Doctor, I’m Coughing Up a Lung

1University of Texas Health Science Center, San Antonio, TX
2 MS 3, UTHSCSA, San Antonio, TX
3 The University of Texas Health Science Center at San Antonio, San Antonio, TX

Meeting: Hospital Medicine 2015, March 29-April 1, National Harbor, Md.

Abstract number: 445


Case Presentation:

A 25 year old man was recently diagnosed with HIV/AIDS and had a CD4 count of 29 and a viral load of 85 thousand. At the time of his initial presentation, he was acutely ill with presumed Pneumocystis jiroveci pneumonia and was treated for such without a confirmatory test.  He subsequently presented multiple times with significant shortness of breath and cough over a span of 4 months.

He followed up in clinic and his physicians noted that he had a bluish-black lesion under his right eye and a similar one on his left hand. A skin biopsy was performed which confirmed Kaposi Sarcoma.

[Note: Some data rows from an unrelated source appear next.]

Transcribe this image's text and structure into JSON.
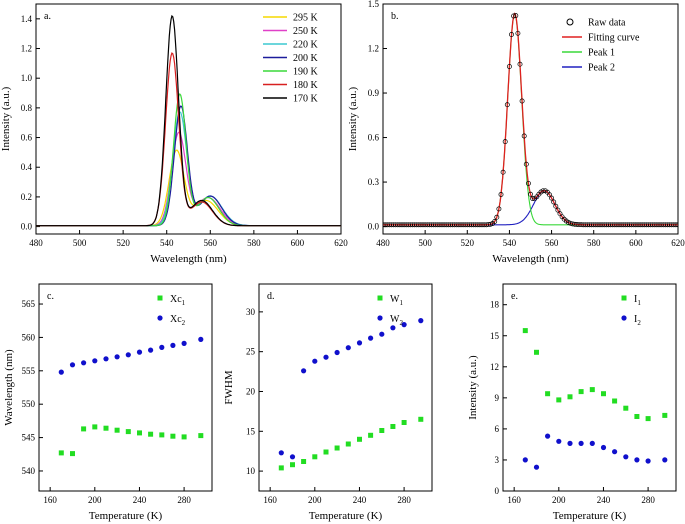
{
  "chart_data": [
    {
      "id": "a",
      "type": "line",
      "panel_label": "a.",
      "xlabel": "Wavelength (nm)",
      "ylabel": "Intensity (a.u.)",
      "xlim": [
        480,
        620
      ],
      "ylim": [
        -0.05,
        1.5
      ],
      "xticks": [
        480,
        500,
        520,
        540,
        560,
        580,
        600,
        620
      ],
      "yticks": [
        0.0,
        0.2,
        0.4,
        0.6,
        0.8,
        1.0,
        1.2,
        1.4
      ],
      "xtick_labels": [
        "480",
        "500",
        "520",
        "540",
        "560",
        "580",
        "600",
        "620"
      ],
      "ytick_labels": [
        "0.0",
        "0.2",
        "0.4",
        "0.6",
        "0.8",
        "1.0",
        "1.2",
        "1.4"
      ],
      "legend_position": "top-right",
      "series": [
        {
          "name": "295 K",
          "color": "#f5d800",
          "peak_x": 544.5,
          "amp1": 0.5,
          "w1": 3.4,
          "x2": 558,
          "amp2": 0.17,
          "w2": 5.6
        },
        {
          "name": "250 K",
          "color": "#e040c8",
          "peak_x": 545.5,
          "amp1": 0.62,
          "w1": 3.3,
          "x2": 559,
          "amp2": 0.19,
          "w2": 5.5
        },
        {
          "name": "220 K",
          "color": "#3cc8d0",
          "peak_x": 546.0,
          "amp1": 0.76,
          "w1": 3.2,
          "x2": 560,
          "amp2": 0.2,
          "w2": 5.4
        },
        {
          "name": "200 K",
          "color": "#1c1c9c",
          "peak_x": 546.5,
          "amp1": 0.8,
          "w1": 3.0,
          "x2": 560,
          "amp2": 0.2,
          "w2": 5.2
        },
        {
          "name": "190 K",
          "color": "#3ad83a",
          "peak_x": 546.0,
          "amp1": 0.88,
          "w1": 2.9,
          "x2": 559,
          "amp2": 0.19,
          "w2": 5.0
        },
        {
          "name": "180 K",
          "color": "#d82020",
          "peak_x": 542.5,
          "amp1": 1.16,
          "w1": 3.0,
          "x2": 556,
          "amp2": 0.16,
          "w2": 5.0
        },
        {
          "name": "170 K",
          "color": "#000000",
          "peak_x": 542.5,
          "amp1": 1.41,
          "w1": 2.9,
          "x2": 556,
          "amp2": 0.17,
          "w2": 5.0
        }
      ]
    },
    {
      "id": "b",
      "type": "line",
      "panel_label": "b.",
      "xlabel": "Wavelength (nm)",
      "ylabel": "Intensity (a.u.)",
      "xlim": [
        480,
        620
      ],
      "ylim": [
        -0.05,
        1.5
      ],
      "xticks": [
        480,
        500,
        520,
        540,
        560,
        580,
        600,
        620
      ],
      "yticks": [
        0.0,
        0.3,
        0.6,
        0.9,
        1.2,
        1.5
      ],
      "xtick_labels": [
        "480",
        "500",
        "520",
        "540",
        "560",
        "580",
        "600",
        "620"
      ],
      "ytick_labels": [
        "0.0",
        "0.3",
        "0.6",
        "0.9",
        "1.2",
        "1.5"
      ],
      "legend_position": "top-right",
      "legend": [
        "Raw data",
        "Fitting curve",
        "Peak 1",
        "Peak 2"
      ],
      "colors": {
        "raw": "#000000",
        "fit": "#e02020",
        "peak1": "#3ad83a",
        "peak2": "#2020c0"
      },
      "peak1": {
        "center": 542.5,
        "amp": 1.42,
        "width": 3.3
      },
      "peak2": {
        "center": 556.5,
        "amp": 0.23,
        "width": 5.0
      }
    },
    {
      "id": "c",
      "type": "scatter",
      "panel_label": "c.",
      "xlabel": "Temperature (K)",
      "ylabel": "Wavelength (nm)",
      "xlim": [
        150,
        305
      ],
      "ylim": [
        537,
        568
      ],
      "xticks": [
        160,
        200,
        240,
        280
      ],
      "yticks": [
        540,
        545,
        550,
        555,
        560,
        565
      ],
      "xtick_labels": [
        "160",
        "200",
        "240",
        "280"
      ],
      "ytick_labels": [
        "540",
        "545",
        "550",
        "555",
        "560",
        "565"
      ],
      "legend_position": "top-right",
      "series": [
        {
          "name": "Xc",
          "sub": "1",
          "marker": "square",
          "color": "#22dd22",
          "x": [
            170,
            180,
            190,
            200,
            210,
            220,
            230,
            240,
            250,
            260,
            270,
            280,
            295
          ],
          "y": [
            542.7,
            542.6,
            546.3,
            546.6,
            546.4,
            546.1,
            545.9,
            545.7,
            545.5,
            545.4,
            545.2,
            545.1,
            545.3
          ]
        },
        {
          "name": "Xc",
          "sub": "2",
          "marker": "circle",
          "color": "#1010cc",
          "x": [
            170,
            180,
            190,
            200,
            210,
            220,
            230,
            240,
            250,
            260,
            270,
            280,
            295
          ],
          "y": [
            554.8,
            555.9,
            556.2,
            556.5,
            556.8,
            557.1,
            557.4,
            557.8,
            558.1,
            558.5,
            558.8,
            559.1,
            559.7
          ]
        }
      ]
    },
    {
      "id": "d",
      "type": "scatter",
      "panel_label": "d.",
      "xlabel": "Temperature (K)",
      "ylabel": "FWHM",
      "xlim": [
        150,
        305
      ],
      "ylim": [
        7.5,
        33.5
      ],
      "xticks": [
        160,
        200,
        240,
        280
      ],
      "yticks": [
        10,
        15,
        20,
        25,
        30
      ],
      "xtick_labels": [
        "160",
        "200",
        "240",
        "280"
      ],
      "ytick_labels": [
        "10",
        "15",
        "20",
        "25",
        "30"
      ],
      "legend_position": "top-right",
      "series": [
        {
          "name": "W",
          "sub": "1",
          "marker": "square",
          "color": "#22dd22",
          "x": [
            170,
            180,
            190,
            200,
            210,
            220,
            230,
            240,
            250,
            260,
            270,
            280,
            295
          ],
          "y": [
            10.4,
            10.8,
            11.2,
            11.8,
            12.4,
            12.9,
            13.4,
            14.0,
            14.5,
            15.1,
            15.6,
            16.1,
            16.5
          ]
        },
        {
          "name": "W",
          "sub": "2",
          "marker": "circle",
          "color": "#1010cc",
          "x": [
            170,
            180,
            190,
            200,
            210,
            220,
            230,
            240,
            250,
            260,
            270,
            280,
            295
          ],
          "y": [
            12.3,
            11.8,
            22.6,
            23.8,
            24.3,
            24.9,
            25.5,
            26.1,
            26.7,
            27.2,
            28.0,
            28.4,
            28.9
          ]
        }
      ]
    },
    {
      "id": "e",
      "type": "scatter",
      "panel_label": "e.",
      "xlabel": "Temperature (K)",
      "ylabel": "Intensity (a.u.)",
      "xlim": [
        150,
        305
      ],
      "ylim": [
        0,
        20
      ],
      "xticks": [
        160,
        200,
        240,
        280
      ],
      "yticks": [
        0,
        3,
        6,
        9,
        12,
        15,
        18
      ],
      "xtick_labels": [
        "160",
        "200",
        "240",
        "280"
      ],
      "ytick_labels": [
        "0",
        "3",
        "6",
        "9",
        "12",
        "15",
        "18"
      ],
      "legend_position": "top-right",
      "series": [
        {
          "name": "I",
          "sub": "1",
          "marker": "square",
          "color": "#22dd22",
          "x": [
            170,
            180,
            190,
            200,
            210,
            220,
            230,
            240,
            250,
            260,
            270,
            280,
            295
          ],
          "y": [
            15.5,
            13.4,
            9.4,
            8.8,
            9.1,
            9.6,
            9.8,
            9.4,
            8.7,
            8.0,
            7.2,
            7.0,
            7.3
          ]
        },
        {
          "name": "I",
          "sub": "2",
          "marker": "circle",
          "color": "#1010cc",
          "x": [
            170,
            180,
            190,
            200,
            210,
            220,
            230,
            240,
            250,
            260,
            270,
            280,
            295
          ],
          "y": [
            3.0,
            2.3,
            5.3,
            4.8,
            4.6,
            4.6,
            4.6,
            4.2,
            3.8,
            3.3,
            3.0,
            2.9,
            3.0
          ]
        }
      ]
    }
  ]
}
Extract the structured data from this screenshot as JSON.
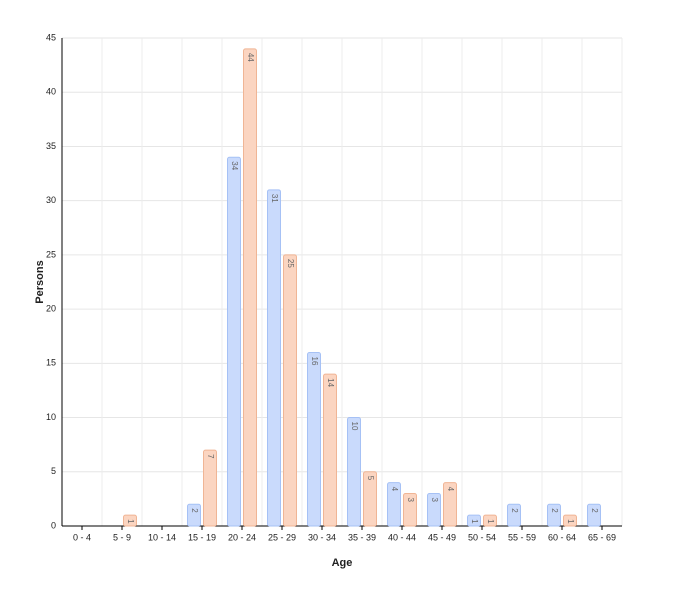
{
  "chart_data": {
    "type": "bar",
    "categories": [
      "0 - 4",
      "5 - 9",
      "10 - 14",
      "15 - 19",
      "20 - 24",
      "25 - 29",
      "30 - 34",
      "35 - 39",
      "40 - 44",
      "45 - 49",
      "50 - 54",
      "55 - 59",
      "60 - 64",
      "65 - 69"
    ],
    "series": [
      {
        "color": "#c9dafc",
        "values": [
          null,
          null,
          null,
          2,
          34,
          31,
          16,
          10,
          4,
          3,
          1,
          2,
          2,
          2
        ]
      },
      {
        "color": "#fbd5c1",
        "values": [
          null,
          1,
          null,
          7,
          44,
          25,
          14,
          5,
          3,
          4,
          1,
          null,
          1,
          null
        ]
      }
    ],
    "x_label": "Age",
    "y_label": "Persons",
    "ylim": [
      0,
      45
    ],
    "yticks": [
      0,
      5,
      10,
      15,
      20,
      25,
      30,
      35,
      40,
      45
    ],
    "grid": true
  }
}
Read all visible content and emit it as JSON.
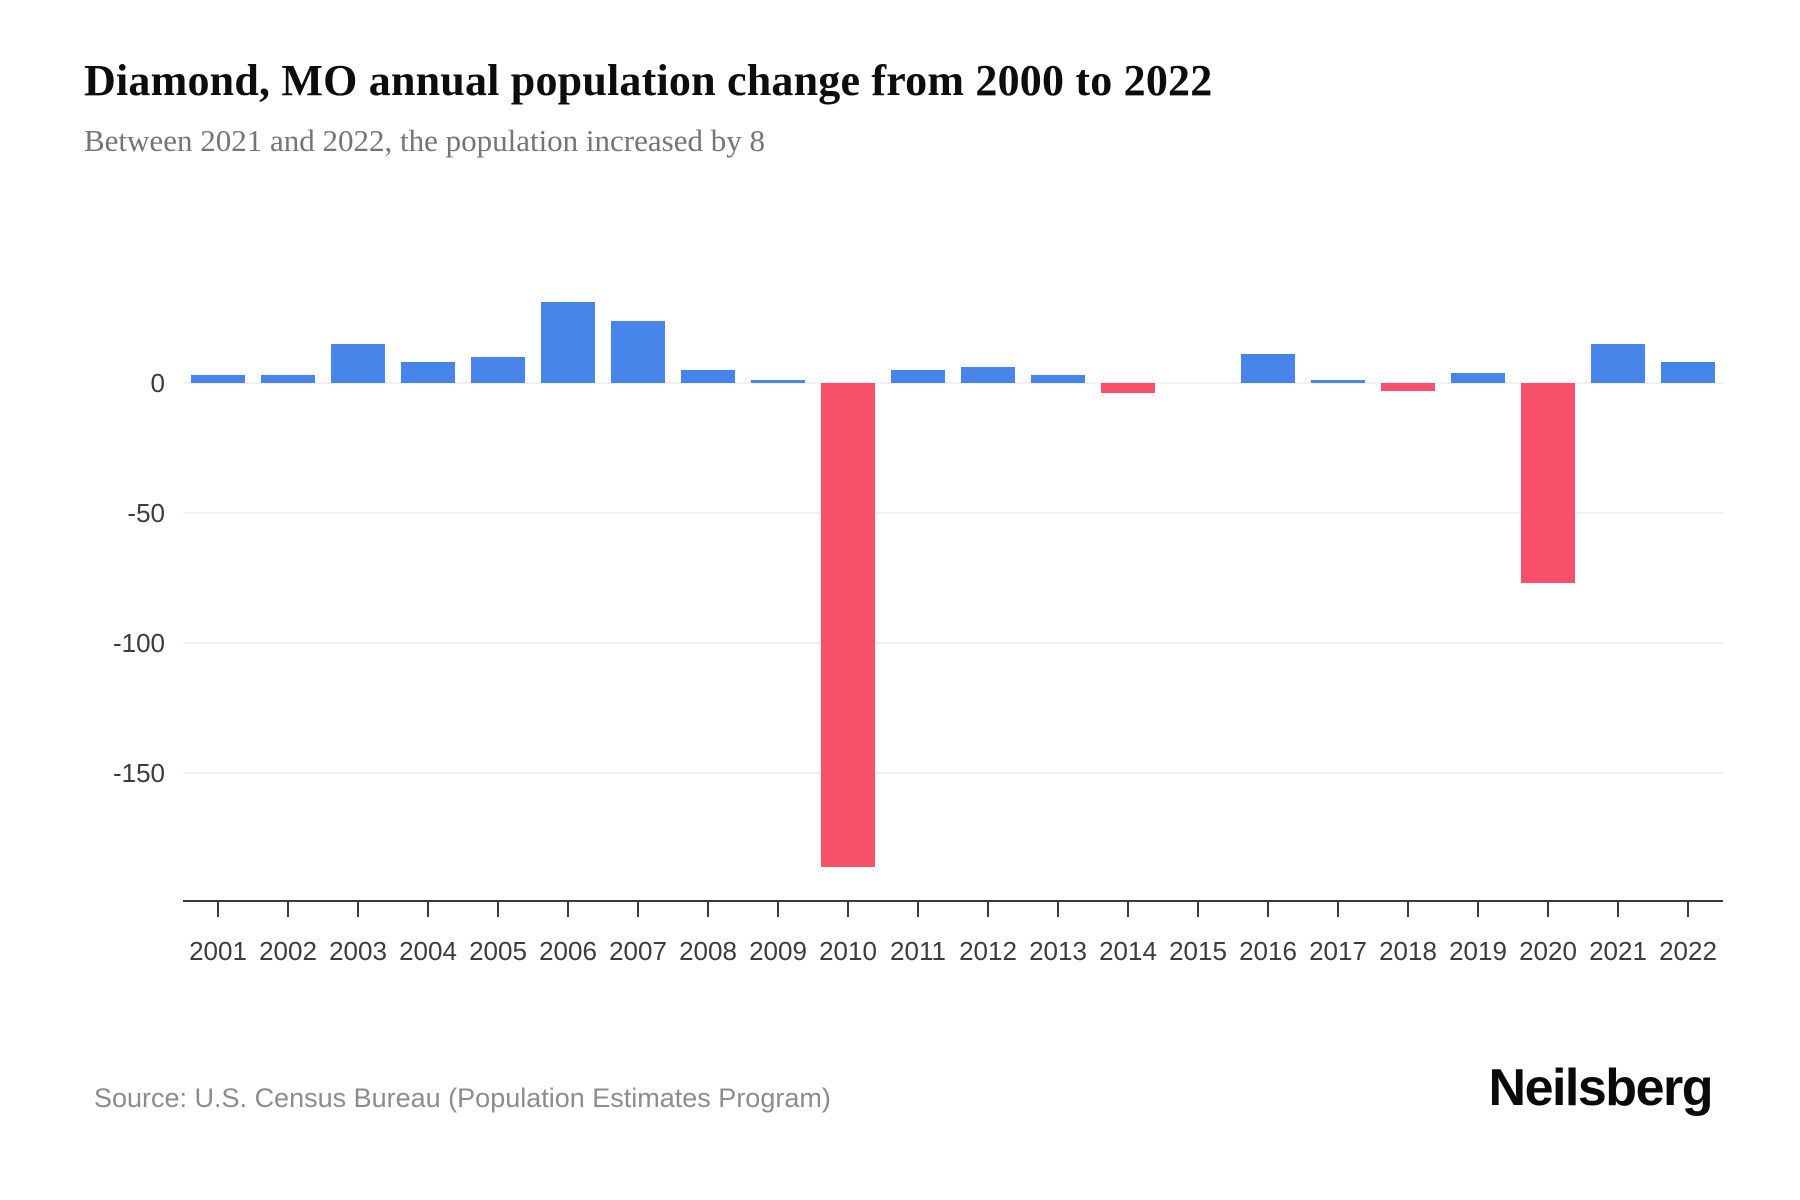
{
  "title": "Diamond, MO annual population change from 2000 to 2022",
  "subtitle": "Between 2021 and 2022, the population increased by 8",
  "source": "Source: U.S. Census Bureau (Population Estimates Program)",
  "brand": "Neilsberg",
  "chart_data": {
    "type": "bar",
    "title": "Diamond, MO annual population change from 2000 to 2022",
    "categories": [
      "2001",
      "2002",
      "2003",
      "2004",
      "2005",
      "2006",
      "2007",
      "2008",
      "2009",
      "2010",
      "2011",
      "2012",
      "2013",
      "2014",
      "2015",
      "2016",
      "2017",
      "2018",
      "2019",
      "2020",
      "2021",
      "2022"
    ],
    "values": [
      3,
      3,
      15,
      8,
      10,
      31,
      24,
      5,
      1,
      -186,
      5,
      6,
      3,
      -4,
      0,
      11,
      1,
      -3,
      4,
      -77,
      15,
      8
    ],
    "xlabel": "",
    "ylabel": "",
    "yticks": [
      0,
      -50,
      -100,
      -150
    ],
    "yticklabels": [
      "0",
      "-50",
      "-100",
      "-150"
    ],
    "ylim": [
      -199,
      35
    ],
    "grid": true,
    "legend": false,
    "colors": {
      "positive_bar": "#4785EB",
      "negative_bar": "#F95069",
      "gridline": "#f2f2f2",
      "axis": "#3a3a3a",
      "tick_label": "#3c3c3c"
    }
  }
}
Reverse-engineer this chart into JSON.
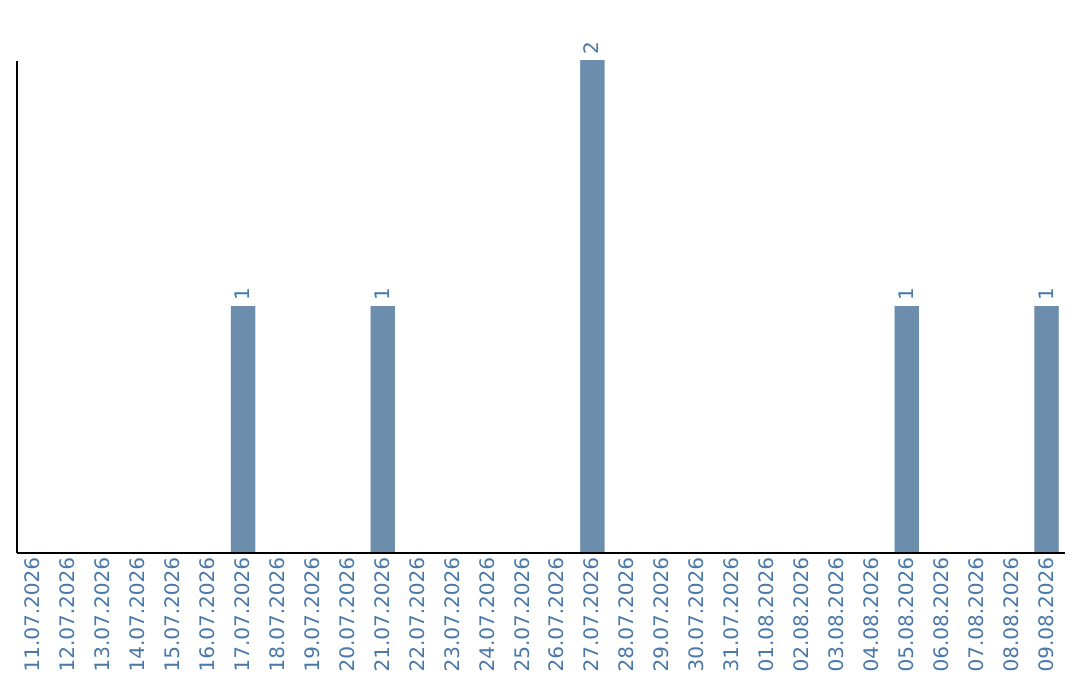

He presented to an outside hospital with increasing cough and dyspnea on exertion and was again treated empirically for PCP. When he followed up in clinic, a CT chest revealed numerous bilateral speculated pulmonary nodules with marked worsening of peri-hilar soft tissue density seen throughout the hila, subcarinal space and along the bronchovascular bundles. Given these new findings, a bronchoscopy was performed and lung biopsies showed Kaposi Sarcoma.

The patient was seen by Oncology who decided to treat with liposomal daunorubicin in addition to his anti-retroviral therapy in light of his extensive disease.

He presented to the hospital yet again with a one week history of coughing incessantly and bringing up “chunks of lung” (image). Bilateral coarse crackles were readily heard on auscultation of the lung fields. He was admitted to the hospital with an arterial PO2 of 57 and was again empirically started on trimethoprim/sulfamethoxazole. Repeat bronchoscopy was performed to obtain a sterile sample of the bronchial casts, which turned out to be fibrin with scattered neutrophils. All tests for bacterial, fungal and viral infections were repeatedly negative.


Plastic bronchitis is an extreme form of secretory hyper-responsiveness characterized by the formation of branching airway gelatinous, mucoid casts which can lead to the occlusion of major airways. It is most often associated with congenital heart disease, asthma and influenza infections. No clinical prospective studies have examined plastic bronchitis therapy and therefore evidence is based on success or failure within individual case studies. However, it is important to realize that no therapy is likely to be uniformly effective as plastic bronchitis is not likely to be due to a single disease.


Shortness of breath is a common problem encountered by hospitalists. This can be challenging as a diagnosis must often be assigned to a clinical problem without a confirmatory test. Patients with HIV/AIDS are at risk for multiple different and less common causes. Assigning an etiology in these patients must be done with caution, as that often leads to anchoring of the diagnosis in future encounters.

Unfortunately, the diagnosis can often only be confirmed on invasive testing but we must realize that securing a diagnosis in a clinically complex patient may outweigh the risks of invasive testing so that appropriate treatment may be initiated in a timely manner.

To cite this abstract:

Badawy J, Vasko R, Bowling J. Doctor, I’m Coughing Up a Lung. Abstract published at Hospital Medicine 2015, March 29-April 1, National Harbor, Md. Abstract 445. Journal of Hospital Medicine. 2015; 10 (suppl 2). Accessed April 4, 2020.